Pressure relief valves can leak due to many issues such as defective valve, buildup of corrosion or high boiler pressure. The most common cause of high boiler pressure is a bad expansion tank. An expansion tank like the one shown below is a tank that has a rubber bladder inside.

On one side of the bladder is air and the other side of the bladder is water from the boiler. As the water inside the boiler is heated it expands into the expansion tank. If the rubber bladder inside the expansion tank fails water will get past the bladder and eventually fill the entire tank. The problem with this is once the tank is full the heated water will have no where to expand into and the pressure inside the boiler will rise. This rise in pressure will cause the pressure relief valve to start leaking.

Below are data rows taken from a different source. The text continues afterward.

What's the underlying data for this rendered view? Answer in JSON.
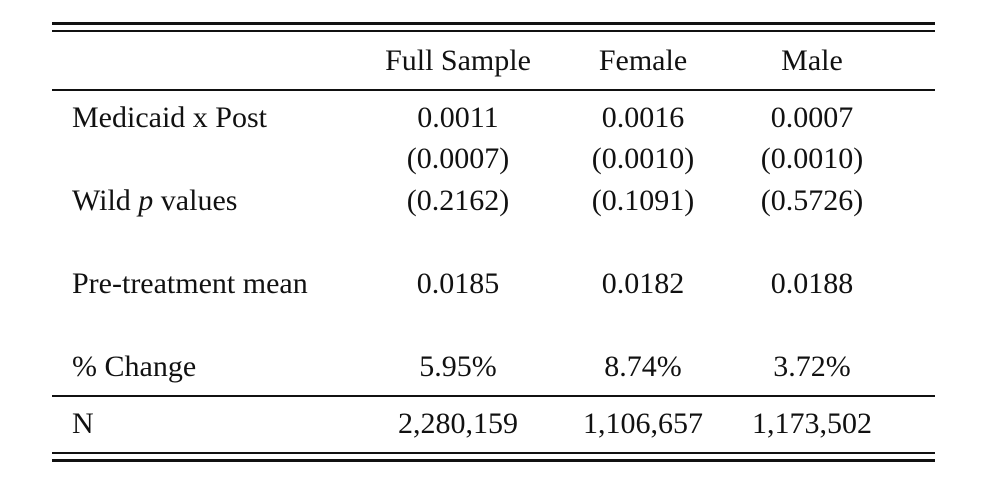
{
  "table": {
    "columns": [
      "Full Sample",
      "Female",
      "Male"
    ],
    "rows": [
      {
        "label": "Medicaid x Post",
        "values": [
          "0.0011",
          "0.0016",
          "0.0007"
        ]
      },
      {
        "label": "",
        "values": [
          "(0.0007)",
          "(0.0010)",
          "(0.0010)"
        ]
      },
      {
        "label_prefix": "Wild ",
        "label_italic": "p",
        "label_suffix": " values",
        "values": [
          "(0.2162)",
          "(0.1091)",
          "(0.5726)"
        ]
      },
      {
        "label": "Pre-treatment mean",
        "values": [
          "0.0185",
          "0.0182",
          "0.0188"
        ]
      },
      {
        "label": "% Change",
        "values": [
          "5.95%",
          "8.74%",
          "3.72%"
        ]
      },
      {
        "label": "N",
        "values": [
          "2,280,159",
          "1,106,657",
          "1,173,502"
        ]
      }
    ]
  }
}
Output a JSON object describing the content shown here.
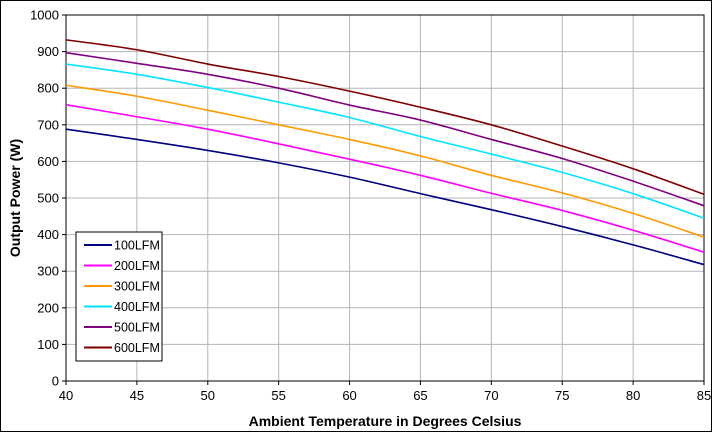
{
  "chart_data": {
    "type": "line",
    "xlabel": "Ambient Temperature in Degrees Celsius",
    "ylabel": "Output  Power (W)",
    "xlim": [
      40,
      85
    ],
    "ylim": [
      0,
      1000
    ],
    "xticks": [
      40,
      45,
      50,
      55,
      60,
      65,
      70,
      75,
      80,
      85
    ],
    "yticks": [
      0,
      100,
      200,
      300,
      400,
      500,
      600,
      700,
      800,
      900,
      1000
    ],
    "grid": true,
    "legend_position": "bottom-left",
    "x": [
      40,
      45,
      50,
      55,
      60,
      65,
      70,
      75,
      80,
      85
    ],
    "series": [
      {
        "name": "100LFM",
        "color": "#000080",
        "values": [
          688,
          660,
          630,
          596,
          557,
          512,
          468,
          422,
          372,
          318
        ]
      },
      {
        "name": "200LFM",
        "color": "#FF00FF",
        "values": [
          755,
          722,
          688,
          648,
          606,
          562,
          513,
          466,
          412,
          352
        ]
      },
      {
        "name": "300LFM",
        "color": "#FF9900",
        "values": [
          808,
          778,
          740,
          700,
          660,
          615,
          562,
          514,
          458,
          393
        ]
      },
      {
        "name": "400LFM",
        "color": "#00E5FF",
        "values": [
          866,
          838,
          802,
          762,
          720,
          668,
          620,
          570,
          512,
          445
        ]
      },
      {
        "name": "500LFM",
        "color": "#800080",
        "values": [
          897,
          868,
          838,
          800,
          754,
          713,
          660,
          608,
          546,
          479
        ]
      },
      {
        "name": "600LFM",
        "color": "#800000",
        "values": [
          932,
          905,
          866,
          832,
          792,
          748,
          700,
          642,
          580,
          510
        ]
      }
    ]
  }
}
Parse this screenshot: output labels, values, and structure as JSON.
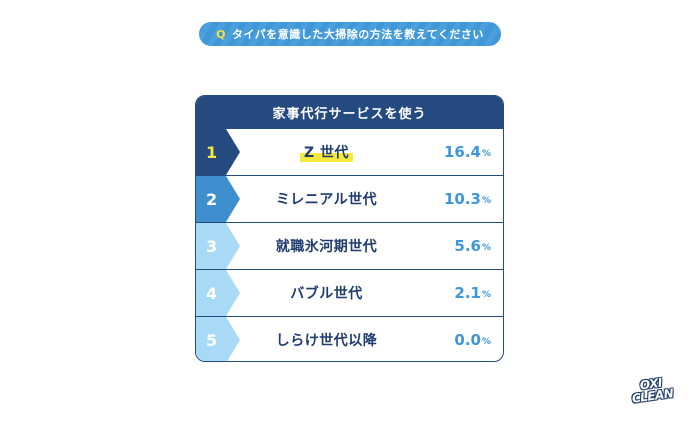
{
  "question": {
    "badge": "Q",
    "text": "タイパを意識した大掃除の方法を教えてください"
  },
  "ranking": {
    "title": "家事代行サービスを使う",
    "rows": [
      {
        "rank": "1",
        "label": "Z 世代",
        "value": "16.4",
        "unit": "%",
        "tag_color": "#254a7f",
        "rank_color": "#f5ea3c"
      },
      {
        "rank": "2",
        "label": "ミレニアル世代",
        "value": "10.3",
        "unit": "%",
        "tag_color": "#3f8fcf",
        "rank_color": "#ffffff"
      },
      {
        "rank": "3",
        "label": "就職氷河期世代",
        "value": "5.6",
        "unit": "%",
        "tag_color": "#a8daf5",
        "rank_color": "#ffffff"
      },
      {
        "rank": "4",
        "label": "バブル世代",
        "value": "2.1",
        "unit": "%",
        "tag_color": "#a8daf5",
        "rank_color": "#ffffff"
      },
      {
        "rank": "5",
        "label": "しらけ世代以降",
        "value": "0.0",
        "unit": "%",
        "tag_color": "#a8daf5",
        "rank_color": "#ffffff"
      }
    ]
  },
  "logo": {
    "line1": "OXI",
    "line2": "CLEAN"
  },
  "colors": {
    "navy": "#254a7f",
    "accent_blue": "#3f97d8",
    "light_blue": "#a8daf5",
    "yellow": "#f5ea3c"
  },
  "chart_data": {
    "type": "table",
    "title": "タイパを意識した大掃除の方法を教えてください — 家事代行サービスを使う",
    "categories": [
      "Z 世代",
      "ミレニアル世代",
      "就職氷河期世代",
      "バブル世代",
      "しらけ世代以降"
    ],
    "values": [
      16.4,
      10.3,
      5.6,
      2.1,
      0.0
    ],
    "unit": "%",
    "ranks": [
      1,
      2,
      3,
      4,
      5
    ]
  }
}
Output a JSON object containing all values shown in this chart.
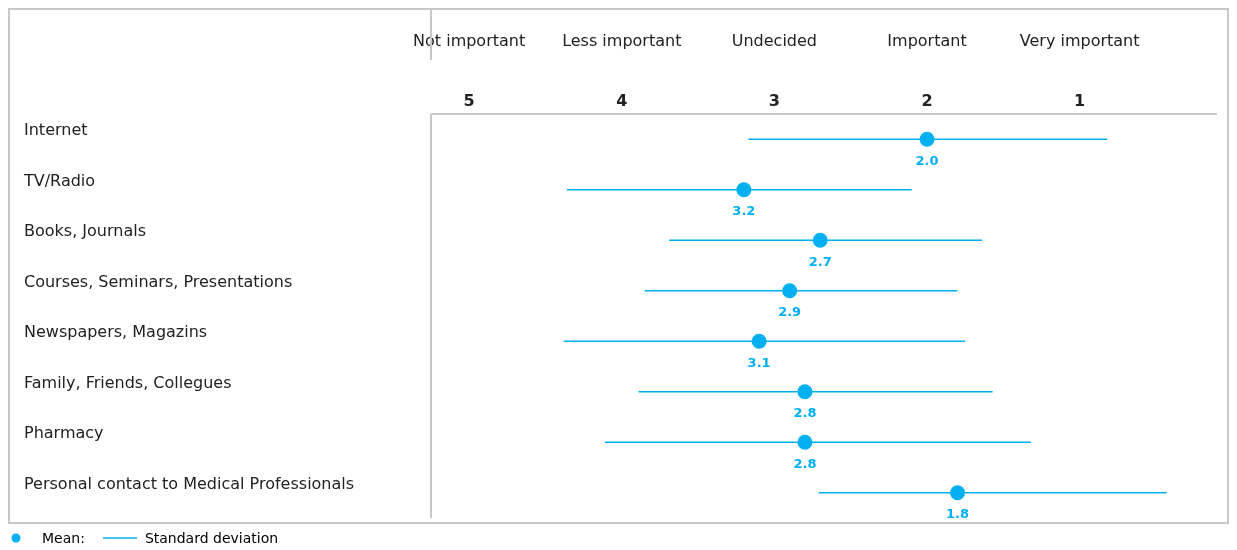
{
  "chart_data": {
    "type": "scatter",
    "orientation": "horizontal",
    "categories": [
      "Internet",
      "TV/Radio",
      "Books, Journals",
      "Courses, Seminars, Presentations",
      "Newspapers, Magazins",
      "Family, Friends, Collegues",
      "Pharmacy",
      "Personal contact to Medical Professionals"
    ],
    "series": [
      {
        "name": "Mean:",
        "color": "#00b0f0",
        "values": [
          2.0,
          3.2,
          2.7,
          2.9,
          3.1,
          2.8,
          2.8,
          1.8
        ],
        "errors": [
          [
            3.17,
            0.82
          ],
          [
            4.36,
            2.1
          ],
          [
            3.69,
            1.64
          ],
          [
            3.85,
            1.8
          ],
          [
            4.38,
            1.75
          ],
          [
            3.89,
            1.57
          ],
          [
            4.11,
            1.32
          ],
          [
            2.71,
            0.43
          ]
        ],
        "value_labels": [
          "2.0",
          "3.2",
          "2.7",
          "2.9",
          "3.1",
          "2.8",
          "2.8",
          "1.8"
        ]
      }
    ],
    "xlim": [
      5.25,
      0.1
    ],
    "xticks": [
      5,
      4,
      3,
      2,
      1
    ],
    "marker": "circle",
    "grid": false,
    "legend": "bottom left",
    "annotations": [
      "Not important",
      "Less important",
      "Undecided",
      "Important",
      "Very important",
      "Standard deviation"
    ]
  }
}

When the expansion tank fails and fills with water it gets heavy. You can easily tell if an expansion tank is filled with water by tapping on the side slightly with a screwdriver or other small tool. First tap on either the top or bottom of the tank. Take note of the sound and how it felt. Now tap on the opposite end and compare how it sounded and felt. One side should have sounded hollow and felt like an empty tank and the other side should have sounded and felt full. This side of the tank is the water side. If the entire tank felt full and sounded dull then it is most likely filled with water and would need to be replaced. To demonstrate how heavy a full expansion tank can be take a look at the picture below. This is a picture of a defective tank we found while performing a recent home inspection. This tank is completely full. Notice how it is so heavy that it is leaning to the right. The tank is actually bending at the point of attachment.

As you would expect, the pressure relief valve was leaking as shown in the picture below. This pressure relief valve was also missing a discharge pipe which should extend to about 6″ above the floor to help keep hot water from spraying onto someone causing injury.

If you suspect your expansion tank is leaking we recommend contacting a licensed heating contractor to evaluate and correct this issue.